Drug activity does not increase indefinitely with lipophilicity. A molecule must be sufficiently lipophilic to cross biological membranes, but if it becomes too lipophilic, it may accumulate in fatty tissues and fail to reach its target in the bloodstream or tissues.

This creates a parabolic relationship between lipophilicity and biological activity, where activity increases with lipophilicity up to an optimal point and then decreases beyond it. The (logP)² term in the Hansch equation mathematically represents this curved relationship, allowing researchers to estimate the optimal lipophilicity (logP₀) at which drug activity is maximized.

Q2. What is the fundamental difference between Hansch Analysis and Free-Wilson Analysis?

Hansch Analysis is based on the relationship between biological activity and physicochemical properties such as lipophilicity (logP), electronic effects (σ), and steric parameters (Es). It generates a mathematical model that can help predict the activity of new compounds using these calculated properties.

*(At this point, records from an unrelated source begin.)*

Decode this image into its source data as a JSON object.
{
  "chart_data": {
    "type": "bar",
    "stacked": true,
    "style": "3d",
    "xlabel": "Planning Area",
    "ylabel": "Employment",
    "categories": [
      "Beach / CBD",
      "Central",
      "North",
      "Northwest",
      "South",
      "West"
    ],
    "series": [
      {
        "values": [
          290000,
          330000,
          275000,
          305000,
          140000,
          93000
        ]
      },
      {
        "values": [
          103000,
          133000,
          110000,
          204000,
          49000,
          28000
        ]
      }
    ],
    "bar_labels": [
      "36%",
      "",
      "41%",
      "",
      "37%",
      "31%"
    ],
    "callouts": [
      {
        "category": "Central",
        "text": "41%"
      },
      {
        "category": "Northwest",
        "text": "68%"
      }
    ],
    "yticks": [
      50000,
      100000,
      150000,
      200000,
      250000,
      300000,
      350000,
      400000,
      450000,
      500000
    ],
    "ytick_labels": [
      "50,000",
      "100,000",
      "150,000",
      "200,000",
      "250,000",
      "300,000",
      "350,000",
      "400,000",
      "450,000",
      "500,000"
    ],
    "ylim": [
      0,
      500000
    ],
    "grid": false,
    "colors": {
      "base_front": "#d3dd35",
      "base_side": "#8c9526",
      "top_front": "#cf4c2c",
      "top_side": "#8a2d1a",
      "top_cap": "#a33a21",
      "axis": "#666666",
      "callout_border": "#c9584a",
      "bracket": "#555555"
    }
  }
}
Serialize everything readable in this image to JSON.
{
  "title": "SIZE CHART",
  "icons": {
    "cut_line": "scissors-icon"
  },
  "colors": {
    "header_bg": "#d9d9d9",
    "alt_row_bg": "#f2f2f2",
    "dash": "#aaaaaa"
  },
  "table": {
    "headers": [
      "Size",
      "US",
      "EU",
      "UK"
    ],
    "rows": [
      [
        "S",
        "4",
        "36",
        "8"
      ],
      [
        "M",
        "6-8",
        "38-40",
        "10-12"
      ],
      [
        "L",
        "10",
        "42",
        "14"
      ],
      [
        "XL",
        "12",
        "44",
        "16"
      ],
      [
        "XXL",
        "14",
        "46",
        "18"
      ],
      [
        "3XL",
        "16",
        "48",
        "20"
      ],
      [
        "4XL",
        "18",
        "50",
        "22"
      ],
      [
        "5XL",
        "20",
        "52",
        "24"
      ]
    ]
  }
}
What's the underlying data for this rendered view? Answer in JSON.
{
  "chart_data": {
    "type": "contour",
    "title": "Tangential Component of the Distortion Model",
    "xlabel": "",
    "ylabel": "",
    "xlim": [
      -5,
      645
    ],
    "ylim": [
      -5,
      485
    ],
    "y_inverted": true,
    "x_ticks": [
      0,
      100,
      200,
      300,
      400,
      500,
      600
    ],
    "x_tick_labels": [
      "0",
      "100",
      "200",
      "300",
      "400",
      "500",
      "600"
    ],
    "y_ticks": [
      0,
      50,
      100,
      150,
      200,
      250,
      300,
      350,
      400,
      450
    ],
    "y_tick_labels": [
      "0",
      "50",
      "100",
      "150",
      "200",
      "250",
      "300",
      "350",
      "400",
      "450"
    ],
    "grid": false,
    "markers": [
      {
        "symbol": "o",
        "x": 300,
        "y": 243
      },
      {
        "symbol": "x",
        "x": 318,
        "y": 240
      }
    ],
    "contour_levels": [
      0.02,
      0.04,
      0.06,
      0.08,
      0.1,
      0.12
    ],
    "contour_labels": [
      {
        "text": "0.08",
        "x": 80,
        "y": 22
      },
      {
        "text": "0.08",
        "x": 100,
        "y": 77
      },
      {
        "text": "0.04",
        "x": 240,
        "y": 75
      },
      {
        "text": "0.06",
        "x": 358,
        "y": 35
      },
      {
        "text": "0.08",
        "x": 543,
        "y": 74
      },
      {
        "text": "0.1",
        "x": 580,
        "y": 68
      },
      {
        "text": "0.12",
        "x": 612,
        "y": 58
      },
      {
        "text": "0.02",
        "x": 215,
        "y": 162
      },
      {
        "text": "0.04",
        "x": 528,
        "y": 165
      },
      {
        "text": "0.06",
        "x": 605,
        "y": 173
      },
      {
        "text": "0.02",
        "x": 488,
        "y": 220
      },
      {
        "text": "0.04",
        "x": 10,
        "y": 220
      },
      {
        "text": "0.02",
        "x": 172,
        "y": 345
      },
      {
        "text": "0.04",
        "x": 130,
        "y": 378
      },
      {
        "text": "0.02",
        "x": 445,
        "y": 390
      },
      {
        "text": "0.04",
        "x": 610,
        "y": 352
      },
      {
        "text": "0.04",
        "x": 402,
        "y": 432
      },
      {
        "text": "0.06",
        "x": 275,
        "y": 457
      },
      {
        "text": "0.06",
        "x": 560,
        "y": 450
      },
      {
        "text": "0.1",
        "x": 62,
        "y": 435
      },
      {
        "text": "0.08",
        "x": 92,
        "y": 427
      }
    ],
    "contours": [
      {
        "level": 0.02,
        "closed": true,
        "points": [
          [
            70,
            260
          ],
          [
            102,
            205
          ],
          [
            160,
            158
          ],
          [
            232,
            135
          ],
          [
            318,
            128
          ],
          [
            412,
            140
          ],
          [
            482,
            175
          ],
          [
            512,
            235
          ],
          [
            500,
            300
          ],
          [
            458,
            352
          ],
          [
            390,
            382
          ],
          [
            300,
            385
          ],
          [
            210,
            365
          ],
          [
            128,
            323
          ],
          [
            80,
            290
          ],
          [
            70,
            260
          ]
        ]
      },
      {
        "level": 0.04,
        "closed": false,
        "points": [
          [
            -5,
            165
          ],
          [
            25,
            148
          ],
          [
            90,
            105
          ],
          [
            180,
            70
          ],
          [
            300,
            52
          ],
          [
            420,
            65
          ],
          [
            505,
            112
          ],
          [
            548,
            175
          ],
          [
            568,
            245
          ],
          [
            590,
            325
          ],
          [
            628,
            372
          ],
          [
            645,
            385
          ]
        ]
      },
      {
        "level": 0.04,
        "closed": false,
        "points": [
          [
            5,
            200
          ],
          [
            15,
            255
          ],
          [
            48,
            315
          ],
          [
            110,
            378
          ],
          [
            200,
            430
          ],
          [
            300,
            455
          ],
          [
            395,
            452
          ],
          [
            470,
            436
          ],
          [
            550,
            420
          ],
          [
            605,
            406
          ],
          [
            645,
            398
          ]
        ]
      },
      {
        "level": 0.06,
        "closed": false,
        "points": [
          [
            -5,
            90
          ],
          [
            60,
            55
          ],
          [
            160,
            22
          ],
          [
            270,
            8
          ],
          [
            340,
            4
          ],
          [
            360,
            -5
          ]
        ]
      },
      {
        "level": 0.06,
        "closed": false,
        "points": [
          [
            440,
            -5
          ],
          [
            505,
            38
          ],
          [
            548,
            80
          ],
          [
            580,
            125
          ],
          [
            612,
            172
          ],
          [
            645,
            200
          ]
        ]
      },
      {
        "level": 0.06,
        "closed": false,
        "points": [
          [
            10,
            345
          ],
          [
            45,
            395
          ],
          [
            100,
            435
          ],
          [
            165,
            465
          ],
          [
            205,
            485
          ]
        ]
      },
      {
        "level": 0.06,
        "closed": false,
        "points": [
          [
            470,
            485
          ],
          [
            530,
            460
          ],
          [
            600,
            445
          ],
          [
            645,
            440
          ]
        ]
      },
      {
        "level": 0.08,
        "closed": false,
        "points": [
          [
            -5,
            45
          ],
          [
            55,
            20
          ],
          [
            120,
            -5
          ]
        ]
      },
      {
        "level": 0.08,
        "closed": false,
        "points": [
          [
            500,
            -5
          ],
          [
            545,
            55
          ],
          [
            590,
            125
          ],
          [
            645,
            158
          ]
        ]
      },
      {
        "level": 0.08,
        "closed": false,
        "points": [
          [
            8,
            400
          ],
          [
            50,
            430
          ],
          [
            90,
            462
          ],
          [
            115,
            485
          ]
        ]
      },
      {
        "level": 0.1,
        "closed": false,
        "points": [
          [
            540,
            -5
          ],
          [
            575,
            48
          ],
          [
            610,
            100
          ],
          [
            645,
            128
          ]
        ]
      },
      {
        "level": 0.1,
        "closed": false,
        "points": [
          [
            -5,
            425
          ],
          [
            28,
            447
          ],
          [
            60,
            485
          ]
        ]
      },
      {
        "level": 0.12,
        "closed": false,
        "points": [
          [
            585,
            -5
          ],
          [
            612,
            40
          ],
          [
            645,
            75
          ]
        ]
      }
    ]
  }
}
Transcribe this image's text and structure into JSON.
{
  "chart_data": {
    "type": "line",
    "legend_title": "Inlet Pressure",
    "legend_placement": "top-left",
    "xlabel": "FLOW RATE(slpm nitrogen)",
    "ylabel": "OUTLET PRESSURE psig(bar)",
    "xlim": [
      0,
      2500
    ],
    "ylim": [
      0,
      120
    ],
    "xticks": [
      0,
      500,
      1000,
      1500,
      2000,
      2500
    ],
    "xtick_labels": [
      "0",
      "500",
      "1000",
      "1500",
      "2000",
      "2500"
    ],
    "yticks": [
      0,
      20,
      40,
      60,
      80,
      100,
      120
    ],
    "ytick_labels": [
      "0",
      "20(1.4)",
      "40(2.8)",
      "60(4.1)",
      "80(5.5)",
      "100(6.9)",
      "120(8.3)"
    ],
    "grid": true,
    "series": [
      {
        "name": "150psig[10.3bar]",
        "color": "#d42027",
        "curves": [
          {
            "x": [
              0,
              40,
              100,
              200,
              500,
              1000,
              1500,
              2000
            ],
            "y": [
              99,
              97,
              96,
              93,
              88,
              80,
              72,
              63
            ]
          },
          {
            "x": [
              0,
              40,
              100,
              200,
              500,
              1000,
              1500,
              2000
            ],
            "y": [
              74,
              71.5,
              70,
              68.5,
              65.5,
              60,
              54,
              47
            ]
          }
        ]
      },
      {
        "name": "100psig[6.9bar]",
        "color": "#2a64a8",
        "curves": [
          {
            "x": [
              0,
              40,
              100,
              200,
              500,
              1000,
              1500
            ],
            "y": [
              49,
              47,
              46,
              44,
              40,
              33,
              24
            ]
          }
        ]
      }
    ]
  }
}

Free-Wilson Analysis, in contrast, focuses on the contribution of specific substituent groups present in the molecules tested. It assigns statistical activity values to structural fragments based on experimental data. However, this method can only evaluate substituents already included in the dataset, making it less useful for predicting completely new structures.

In summary, Hansch analysis emphasizes physicochemical properties, while Free-Wilson analysis emphasizes structural fragments.

Q3. Why is CoMFA considered revolutionary compared to traditional 2D QSAR methods?

Traditional QSAR methods, such as Hansch or Free-Wilson analysis, simplify molecules into two-dimensional numerical descriptors, such as lipophilicity or electronic parameters. While useful, these approaches do not capture the three-dimensional arrangement of atoms that strongly influences how a drug interacts with its biological target.

Comparative Molecular Field Analysis (CoMFA) introduced a major advancement by analyzing the three-dimensional steric and electrostatic fields surrounding molecules. In CoMFA, molecules are aligned in a virtual 3D grid, and the interactions at different spatial points are evaluated to identify regions where steric bulk or electrostatic properties improve or reduce biological activity.

This produces 3D contour maps that visually guide chemists in modifying molecular structures to enhance activity—an insight that cannot be obtained from traditional 2D QSAR models.